Facts About Essential Tremor

Shaky hands are not a sign of aging. And a shaky head is not a sure sign of Parkinson’s disease. An involuntary shaking of the hands, head, voice, legs or trunk can be a sign of essential tremor (ET).

ET is one of the most common movement disorders in the world, and the most common cause of tremor. It impacts an estimated 10 million people in the U.S. alone. We don’t know yet what causes essential tremor. According to the International Essential Tremor Foundation, “It is thought to be related to abnormal functioning of the part of the brain called the cerebellum or a chemical in the brain called GABA.”

Though not life threatening, ET can be debilitating. Because it is an action tremor, it occurs when a person is trying to perform daily activities such as eating, drinking, writing, typing, shaving, etc. The severity of the tremor can vary based on the activity, and stress and fatigue can make it worse.

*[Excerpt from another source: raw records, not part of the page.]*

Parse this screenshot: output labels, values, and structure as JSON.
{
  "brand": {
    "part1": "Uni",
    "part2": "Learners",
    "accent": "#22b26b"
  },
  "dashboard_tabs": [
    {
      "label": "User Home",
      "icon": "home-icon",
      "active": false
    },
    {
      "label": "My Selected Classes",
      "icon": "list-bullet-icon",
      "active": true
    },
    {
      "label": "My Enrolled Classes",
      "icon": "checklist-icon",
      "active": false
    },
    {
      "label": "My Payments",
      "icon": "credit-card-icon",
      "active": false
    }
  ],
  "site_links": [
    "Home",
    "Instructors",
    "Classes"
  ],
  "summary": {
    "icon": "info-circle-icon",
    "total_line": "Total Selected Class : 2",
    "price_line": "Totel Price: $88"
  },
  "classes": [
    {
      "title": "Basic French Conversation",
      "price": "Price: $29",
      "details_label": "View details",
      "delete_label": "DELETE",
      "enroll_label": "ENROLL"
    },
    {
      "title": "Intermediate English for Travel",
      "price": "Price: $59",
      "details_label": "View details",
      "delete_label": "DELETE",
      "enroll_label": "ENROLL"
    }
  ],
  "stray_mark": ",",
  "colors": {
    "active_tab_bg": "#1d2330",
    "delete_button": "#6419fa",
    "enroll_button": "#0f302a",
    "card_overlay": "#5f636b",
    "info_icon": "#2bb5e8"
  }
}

March is National Essential Tremor Awareness Month, a time to educate the public about this common condition and rally support for those impacted by it. Here are some facts about essential tremor:

  • ET is often misdiagnosed as Parkinson’s disease, yet it’s eight times more common.
  • The median age for the onset of ET is 45, but it can affect anyone at any age – even infants.
  • ET is often associated with a strong family history, but no specific ET-related gene has been identified.
  • Researchers estimate 4% to 5% of people ages 40 to 60 have ET. The incidence rate for people age 60 and older is estimated to be between 6.3% and 9%.
  • Many people with ET are too embarrassed to go out in public and remain isolated in their homes, which can lead to depression.
  • There is no cure for ET, but there are medications that can calm the tremor for some people. For advanced cases, there are surgical treatments.

Treatment for essential tremor

There is no definitive cure for essential tremor, according to the National Institutes of Health, but there are ways to treat the symptoms:

  • Some prescription drugs, such as beta blockers and anticonvulsants, may stop or reduce tremors.
  • Eliminating tremor “triggers” such as caffeine and other stimulants from the diet can help.
  • Physical and occupational therapy may help reduce tremor and improve coordination and muscle control for some individuals.
  • Surgical methods such as deep brain stimulation may help by temporarily blocking the nerve signals that cause tremor. Other surgical intervention is effective but may have side effects.

Resources available

The International Essential Tremor Foundation website offers numerous resources for people with ET. You’ll find information about support groups, finding a doctor, available technology, and other ways to deal with ET.

You’ll also find news and information at the National Institutes of Health and HopeNET.